It is impossible to escape coverage of Australia’s bushfires and its impact on the continents’ unique ecosystem. The descriptions are devastation and eerily similar to the fires that raged in Brazil only a few months ago. At that time, we posted on how the fires were impacting the ecosystem and the implication it had for human health and medicine in the future (check out the post here). According to media sources Australia’s bushfires are not slowing down. While bushfires are common, and necessary for ecosystem health the speed with which they are spreading is makes them a threat. The key to ending these fires is to educate the public on the negative environmental and human impacts and some ways to help combat these. Continue reading below for more on these fires and the organizations fighting them. 

Effect of Bushfires on the Ecosystem

It is estimated that these fires have killed approximately 1 billion animals and displaced many more. This number is conservative. It indicates that the effects of the fires on Australias’s ecosystem will be lasting. As one of the most biodiverse countries, this is concerning. There is no information yet on the effects these fires have had on endangered species, unique to Australia. These include a number of marsupials, birds, and reptiles.

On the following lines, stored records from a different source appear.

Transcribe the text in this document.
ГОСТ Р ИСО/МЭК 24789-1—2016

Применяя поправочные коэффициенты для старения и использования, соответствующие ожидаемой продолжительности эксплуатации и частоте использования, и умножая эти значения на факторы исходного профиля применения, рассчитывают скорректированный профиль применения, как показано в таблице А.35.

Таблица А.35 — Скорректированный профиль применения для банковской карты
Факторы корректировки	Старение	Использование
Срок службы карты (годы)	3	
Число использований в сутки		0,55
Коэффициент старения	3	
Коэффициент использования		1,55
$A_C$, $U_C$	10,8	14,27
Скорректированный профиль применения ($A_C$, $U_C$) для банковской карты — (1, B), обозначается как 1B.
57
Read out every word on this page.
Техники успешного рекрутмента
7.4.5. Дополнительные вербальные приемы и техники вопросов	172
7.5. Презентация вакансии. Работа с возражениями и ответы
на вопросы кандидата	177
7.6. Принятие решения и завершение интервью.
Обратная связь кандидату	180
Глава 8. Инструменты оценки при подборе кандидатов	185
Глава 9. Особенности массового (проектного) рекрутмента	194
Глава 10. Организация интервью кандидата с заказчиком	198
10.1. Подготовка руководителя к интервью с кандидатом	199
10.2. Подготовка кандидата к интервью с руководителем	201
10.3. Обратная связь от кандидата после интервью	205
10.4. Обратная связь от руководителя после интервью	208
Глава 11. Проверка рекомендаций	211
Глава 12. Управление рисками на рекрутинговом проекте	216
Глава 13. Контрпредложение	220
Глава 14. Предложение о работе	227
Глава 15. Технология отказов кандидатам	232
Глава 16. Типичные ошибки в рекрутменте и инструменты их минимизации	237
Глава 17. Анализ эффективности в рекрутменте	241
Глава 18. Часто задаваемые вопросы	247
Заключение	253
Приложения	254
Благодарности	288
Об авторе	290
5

The bushfires have burned just over 12.4 million acres of Australia. Land affected includes residential areas, agricultural land, and national parks. For a comparison of how these fires amount to other notable ones the occurred in 2019, check out the diagram above from statistica.

Effect of Bushfires on Humans

So far, two dozen individuals have died in this year’s bushfires. The smoke and air toxicity will affect the health of hundreds of thousands. Bush fires cause immediate health concerns like itchy eyes, running noses, and bronchitis.

According to health officials, long term impacts on human health due to these fires might not be seen for years. Current levels of toxic air particles from bushfires can increase an individual’s chance of contracting lung disease, heart attack, strokes, and diabetes. Of course, these are more likely to occur in individuals who are already at risk for such issues.

How You Can Help

To aid in the prevention of these fires put your money where your mouth is. Donations can be made to organizations like the Australian Red Cross, GIVIT, The Salvation Army, and Australian Fire Brigades.

The World Wildlife Fund is also accepting donations. This group’s efforts provide ecological support during natural disasters. In addition, the WWF conducts research on how to better monitor bushfires and avoid repeat incidences in the future.